Mon père est un fils de survivants des camps. Ses parents étaient des Juifs de l’Est yiddishophones, qui se sont installés après la guerre dans le Marais pour monter une affaire de tailleur-grossiste. Comme beaucoup de Juifs ashkénazes de l’époque. Je n’ai pas toujours connu leur histoire mais j’ai toujours su que mes grands-parents avaient vécu quelque chose de grave. 

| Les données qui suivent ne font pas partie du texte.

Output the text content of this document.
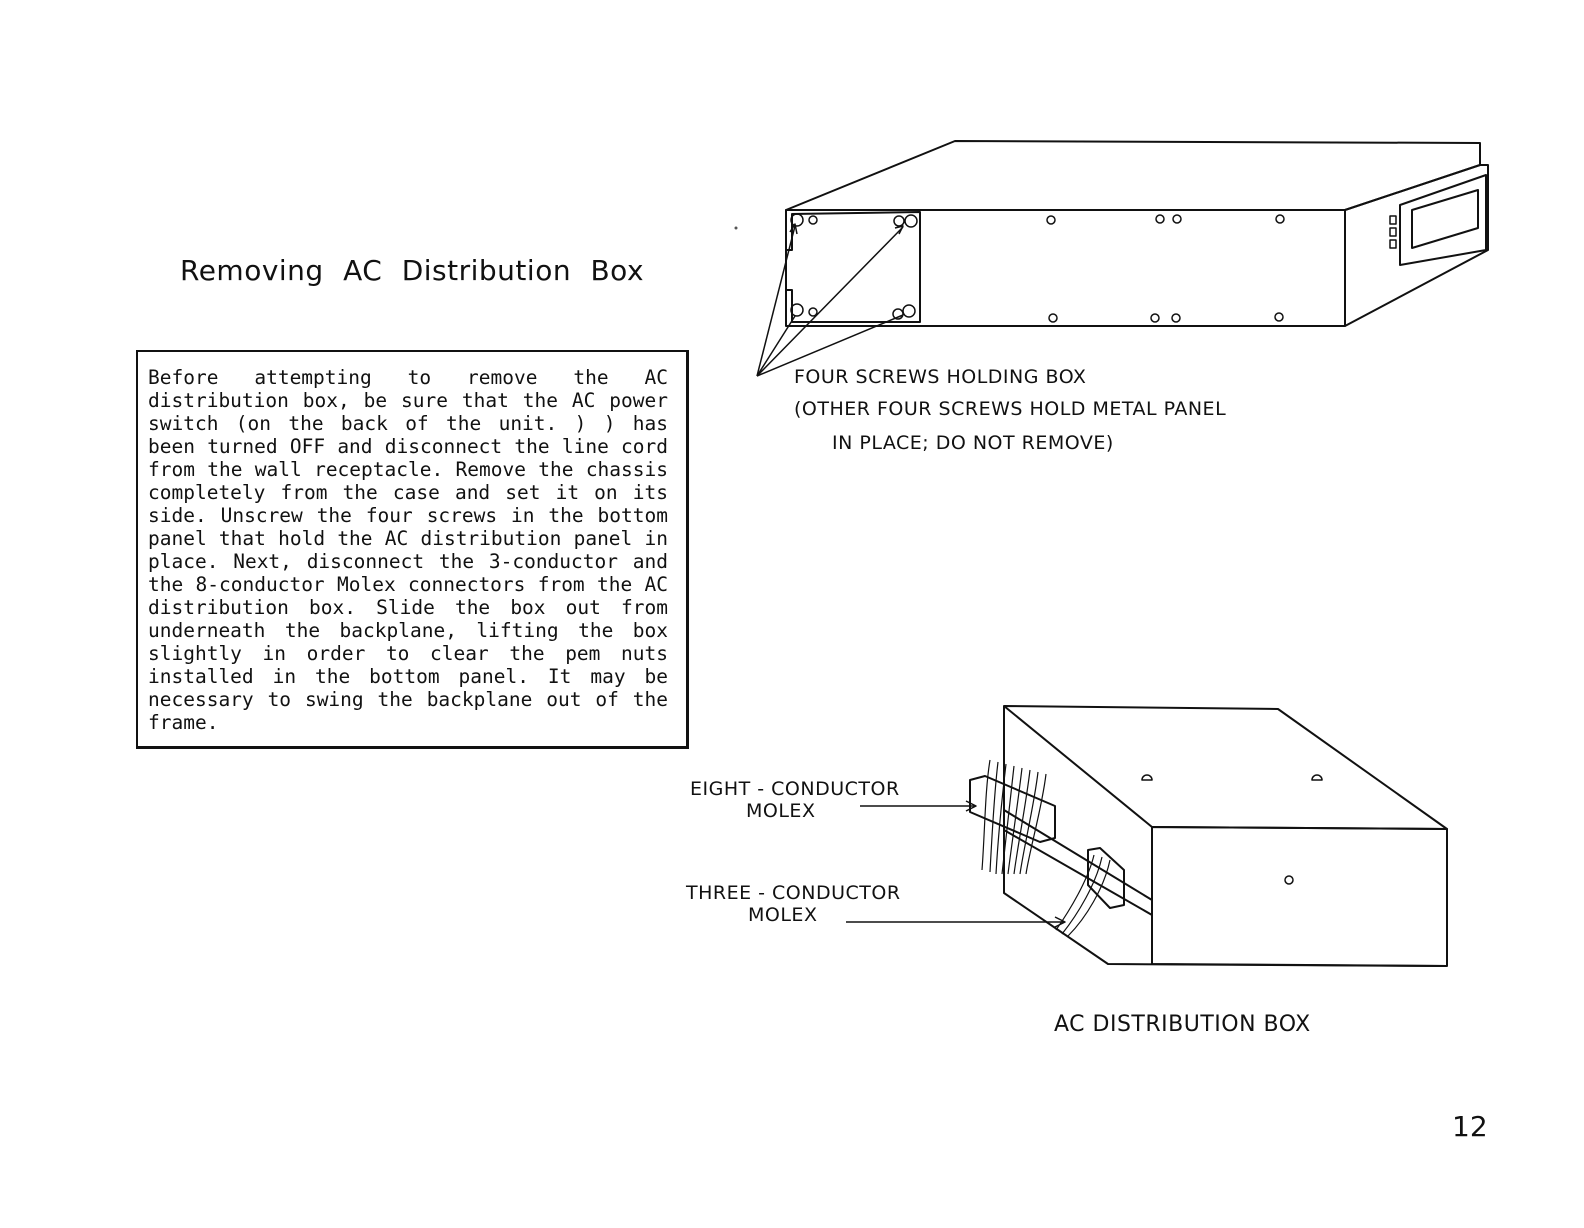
Removing AC Distribution Box
Before attempting to remove the AC
distribution box, be sure that the AC power
switch (on the back of the unit. ) ) has
been turned OFF and disconnect the line cord
from the wall receptacle. Remove the chassis
completely from the case and set it on its
side. Unscrew the four screws in the bottom
panel that hold the AC distribution panel in
place. Next, disconnect the 3-conductor and
the 8-conductor Molex connectors from the AC
distribution box. Slide the box out from
underneath the backplane, lifting the box
slightly in order to clear the pem nuts
installed in the bottom panel. It may be
necessary to swing the backplane out of the
frame.
FOUR SCREWS HOLDING BOX
(OTHER FOUR SCREWS HOLD METAL PANEL
IN PLACE; DO NOT REMOVE)
EIGHT - CONDUCTOR
MOLEX
THREE - CONDUCTOR
MOLEX
AC DISTRIBUTION BOX
12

Adolescent, j’habitais avec mon père et ma grand-mère, à Paris. Nous avions un rapport au judaïsme assez particulier. Comment le décrire? C’était un judaïsme assez traditionnel ponctué par les repas de shabbat tous les vendredis soirs. 
Au collège-lycée, j’ai toujours été identifié comme juif, je ne m’en cachais pas, j’en parlais librement: je suis né dans une famille de Juifs donc je suis juif. Au collège, je suis victime d’un harcèlement, antisémite: on m’associe à l’argent, au pouvoir, on multiplie les blagues sur les camps, on me surnomme “l’ours juif” parce que je suis “gros et juif”. Mon identité juive m’est volée. Comment réagir? Avec mon cerveau d’ado, je décide de prendre le large, de ne plus me considérer juif. Mon père ne le comprend pas, il pense que je renie mon identité juive. Mais, non, c’est autre chose. 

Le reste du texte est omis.